William James, consciousness, and the non-existence of spectrum

We've just started another wonderful Teaching Company course: Daniel Robinson on Consciousness and Its Implications. He quoted from William James's essay Does "Consciousness" Exist? (1904), which reminded me of my spectrum preoccupations:
"I believe that consciousness, when once it has evaporated to this estate of pure diaphaneity, is on the point of disappearing altogether. It is the name of a nonentity, and has no right to a place among first principles. ... For twenty years past I have mistrusted conscousness as an entity: for seven or eight years past I have suggested its non-existence to my students, and tried to give them its pragmatic equivalent in realities of experience. It seems to me that the hour is ripe for it to be openly and universally discarded.

"To deny plumply that consciousness exists seems so absurd on the face of it — for undeniably thoughts do exist — that I fear some readers will follow me no farther. Let me then immediately explain that I mean only to deny that the word stands for an entity, but to insist most emphatically that it does stand for a function." (My italics.)
The distinction between entity that doesn't exist, and a function that does, applies equally well to spectrum. (I outlined my argument regarding spectrum in Newton, Leibnitz and the (non?)existence of spectrum; for more detail, see my article De-situating spectrum: Rethinking radio policy using non-spatial metaphors.) To mash-up William James:
To deny plumply that "spectrum" exists seems so absurd on the face of it — for undeniably "signals" do exist — that I fear some readers will follow me no farther. Let me then immediately explain that I mean only to deny that the word stands for an entity, but to insist most emphatically that it does stand for a function.
In other words, the proper subject of both psychology and wireless regulation is behavior and its results. This becomes all the more important as radios become more sophisticated.

A simple example: in the white space proceeding, the FCC specified different maximum transmit powers for different kinds of unlicensed radios, but required that they all avoid wireless microphones using the same detection sensitivity. This doesn't make engineering sense, since the radius of interference for weak radios is smaller, and they therefore do not need to detect microphones at the same range as strong radios. Their detection therefore doesn't have to be as sensitive. A more efficient alternative would be for the unlicensed radios to vary their detection sensitivity depending on their transmit power. The "usable spectrum" is therefore a function of the behavior of the radios concerned, and not just frequencies.

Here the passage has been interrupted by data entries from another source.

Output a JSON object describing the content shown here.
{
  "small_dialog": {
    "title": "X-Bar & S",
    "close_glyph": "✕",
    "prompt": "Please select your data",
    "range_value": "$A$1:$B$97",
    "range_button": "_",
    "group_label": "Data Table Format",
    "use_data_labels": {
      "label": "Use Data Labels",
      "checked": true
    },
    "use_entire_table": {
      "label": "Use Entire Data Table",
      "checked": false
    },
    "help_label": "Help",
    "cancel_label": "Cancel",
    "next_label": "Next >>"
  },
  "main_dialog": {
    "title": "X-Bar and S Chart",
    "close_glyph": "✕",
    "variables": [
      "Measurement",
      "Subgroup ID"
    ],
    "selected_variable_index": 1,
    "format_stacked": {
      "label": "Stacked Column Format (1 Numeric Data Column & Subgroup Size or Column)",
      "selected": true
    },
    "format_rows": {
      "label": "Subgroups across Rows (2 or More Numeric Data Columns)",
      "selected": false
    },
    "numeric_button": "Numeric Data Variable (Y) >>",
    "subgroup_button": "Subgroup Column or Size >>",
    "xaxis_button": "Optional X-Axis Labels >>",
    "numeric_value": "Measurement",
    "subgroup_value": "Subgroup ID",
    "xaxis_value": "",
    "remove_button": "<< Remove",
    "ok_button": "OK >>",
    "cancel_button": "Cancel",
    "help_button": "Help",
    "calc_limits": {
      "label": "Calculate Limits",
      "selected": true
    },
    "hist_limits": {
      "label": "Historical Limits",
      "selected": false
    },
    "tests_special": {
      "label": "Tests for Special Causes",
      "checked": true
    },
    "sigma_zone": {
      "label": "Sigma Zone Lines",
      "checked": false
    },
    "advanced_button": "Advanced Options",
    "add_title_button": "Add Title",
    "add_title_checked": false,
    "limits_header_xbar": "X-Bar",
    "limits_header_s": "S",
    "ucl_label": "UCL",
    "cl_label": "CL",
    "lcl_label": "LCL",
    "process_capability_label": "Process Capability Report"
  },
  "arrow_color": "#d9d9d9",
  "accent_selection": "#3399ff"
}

In a similar vein, the boundary between "spectrum licenses" is not really -- or not just -- a frequency, as it might at first sight appear. (Let's leave aside geographical boundaries.) There is no sharp edge, with a radio allowed to transmit any power it wishes "inside its spectrum", and none at all "outside". Instead, there's a gradation of decreasing power for increasing frequency difference. There isn't a boundary where one thing ends and another begins; rather, the boundary is a behavior. This underlines that spectrum, like consciousness for Henry James, isn't an entity, but rather a function.